EU banks are gearing up for a monumental task — overhauling their entire sustainability reporting process to accommodate a significantly increased volume of sustainability disclosure from counterparties by 2025.

Forget about ESG ratings, scores, and other arbitrary metrics commonly used by financial institutions. The upcoming change is about embracing new disclosures and official accounting standards not just from a few but from the majority of your counterparties, crucially including thousands of non-public entities.

The challenge involves collecting, aggregating, analyzing, and integrating new corporate disclosures into internal systems, a task akin to building an entire credit risk process from scratch.

As of now, banks often rely on capital market data vendors like Bloomberg and MSCI because non-public companies have yet to commence reporting. However, it's crucial to recognize that depending on these vendors for the time being is not a sustainable approach. They will inevitably need replacement when private companies start reporting.

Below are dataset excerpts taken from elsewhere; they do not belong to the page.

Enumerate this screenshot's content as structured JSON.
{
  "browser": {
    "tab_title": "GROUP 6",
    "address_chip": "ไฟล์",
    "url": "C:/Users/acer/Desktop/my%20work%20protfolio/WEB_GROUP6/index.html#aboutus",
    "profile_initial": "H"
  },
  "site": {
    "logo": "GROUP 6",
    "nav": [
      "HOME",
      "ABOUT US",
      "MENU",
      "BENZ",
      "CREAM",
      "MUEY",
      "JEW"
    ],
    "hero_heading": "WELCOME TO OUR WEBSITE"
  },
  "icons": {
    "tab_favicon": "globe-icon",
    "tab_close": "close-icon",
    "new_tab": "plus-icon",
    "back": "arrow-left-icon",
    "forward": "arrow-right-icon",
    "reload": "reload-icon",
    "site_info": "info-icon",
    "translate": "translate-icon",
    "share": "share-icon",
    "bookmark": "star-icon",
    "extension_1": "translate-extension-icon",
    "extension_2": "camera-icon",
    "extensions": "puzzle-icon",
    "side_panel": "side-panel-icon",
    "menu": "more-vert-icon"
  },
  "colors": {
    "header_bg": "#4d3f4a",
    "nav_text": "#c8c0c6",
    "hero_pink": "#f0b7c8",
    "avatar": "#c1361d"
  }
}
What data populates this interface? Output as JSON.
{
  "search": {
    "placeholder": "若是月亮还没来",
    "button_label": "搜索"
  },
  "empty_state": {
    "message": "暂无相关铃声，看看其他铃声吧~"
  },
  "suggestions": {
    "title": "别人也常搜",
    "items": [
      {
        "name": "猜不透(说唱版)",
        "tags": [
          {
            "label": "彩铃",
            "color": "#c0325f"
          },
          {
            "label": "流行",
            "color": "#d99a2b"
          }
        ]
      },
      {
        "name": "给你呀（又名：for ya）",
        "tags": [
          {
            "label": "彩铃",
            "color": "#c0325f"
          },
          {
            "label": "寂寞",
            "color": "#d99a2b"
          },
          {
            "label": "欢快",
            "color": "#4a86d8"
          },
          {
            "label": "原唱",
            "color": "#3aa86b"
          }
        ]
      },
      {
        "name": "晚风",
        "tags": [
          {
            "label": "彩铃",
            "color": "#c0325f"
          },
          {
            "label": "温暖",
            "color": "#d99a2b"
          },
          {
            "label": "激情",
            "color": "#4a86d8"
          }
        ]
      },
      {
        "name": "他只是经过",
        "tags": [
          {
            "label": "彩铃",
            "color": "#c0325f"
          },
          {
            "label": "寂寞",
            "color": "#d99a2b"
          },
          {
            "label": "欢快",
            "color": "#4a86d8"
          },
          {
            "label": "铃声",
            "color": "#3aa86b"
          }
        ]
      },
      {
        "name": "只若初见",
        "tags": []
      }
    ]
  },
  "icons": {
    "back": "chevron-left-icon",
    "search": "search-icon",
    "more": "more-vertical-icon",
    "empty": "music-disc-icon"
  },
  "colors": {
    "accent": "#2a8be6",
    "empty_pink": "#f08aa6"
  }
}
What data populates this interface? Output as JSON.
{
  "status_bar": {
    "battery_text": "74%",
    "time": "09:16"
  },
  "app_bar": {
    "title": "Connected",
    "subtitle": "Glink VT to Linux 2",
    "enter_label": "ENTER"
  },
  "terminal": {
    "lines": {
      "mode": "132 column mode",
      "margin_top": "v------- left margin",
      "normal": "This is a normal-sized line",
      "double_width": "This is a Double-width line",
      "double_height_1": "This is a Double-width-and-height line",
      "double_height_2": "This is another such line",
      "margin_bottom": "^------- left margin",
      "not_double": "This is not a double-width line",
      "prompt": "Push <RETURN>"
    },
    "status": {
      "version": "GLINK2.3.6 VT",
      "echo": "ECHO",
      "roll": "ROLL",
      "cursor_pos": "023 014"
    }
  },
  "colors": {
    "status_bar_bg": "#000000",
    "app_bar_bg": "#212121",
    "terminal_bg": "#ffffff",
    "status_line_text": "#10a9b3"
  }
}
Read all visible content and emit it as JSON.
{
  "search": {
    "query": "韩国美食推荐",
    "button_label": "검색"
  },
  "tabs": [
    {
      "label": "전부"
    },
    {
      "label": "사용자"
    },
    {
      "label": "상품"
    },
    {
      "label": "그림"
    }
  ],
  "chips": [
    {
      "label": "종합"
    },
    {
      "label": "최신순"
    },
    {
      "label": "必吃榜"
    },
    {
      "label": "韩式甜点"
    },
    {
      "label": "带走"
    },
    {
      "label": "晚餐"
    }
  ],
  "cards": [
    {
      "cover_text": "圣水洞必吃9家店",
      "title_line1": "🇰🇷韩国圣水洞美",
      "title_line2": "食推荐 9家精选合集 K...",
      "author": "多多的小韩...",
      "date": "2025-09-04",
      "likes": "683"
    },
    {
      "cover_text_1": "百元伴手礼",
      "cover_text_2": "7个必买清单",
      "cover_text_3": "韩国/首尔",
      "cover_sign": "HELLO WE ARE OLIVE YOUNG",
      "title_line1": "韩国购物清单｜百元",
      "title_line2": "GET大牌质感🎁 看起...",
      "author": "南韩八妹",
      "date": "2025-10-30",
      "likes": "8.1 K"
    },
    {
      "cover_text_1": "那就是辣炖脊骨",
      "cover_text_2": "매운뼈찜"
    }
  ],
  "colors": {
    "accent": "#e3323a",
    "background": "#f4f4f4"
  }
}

Relying on such public data vendors to build internal processes is not only a temporary solution but also a waste of resources. It complicates the adoption and integration of new reporting standards, posing a future challenge to meeting regulatory deadlines.

Your vendor needs to do more than offer pre-collected data on public companies. They should provide complete portfolio analysis, entity resolution, NFRD filtering, and actual data collection on public and non-public counterparties. Like classic credit risk management, some parts of sustainability risk management can be handled internally, but challenges this big are usually met by external vendors who handle key stages of the risk management workflow.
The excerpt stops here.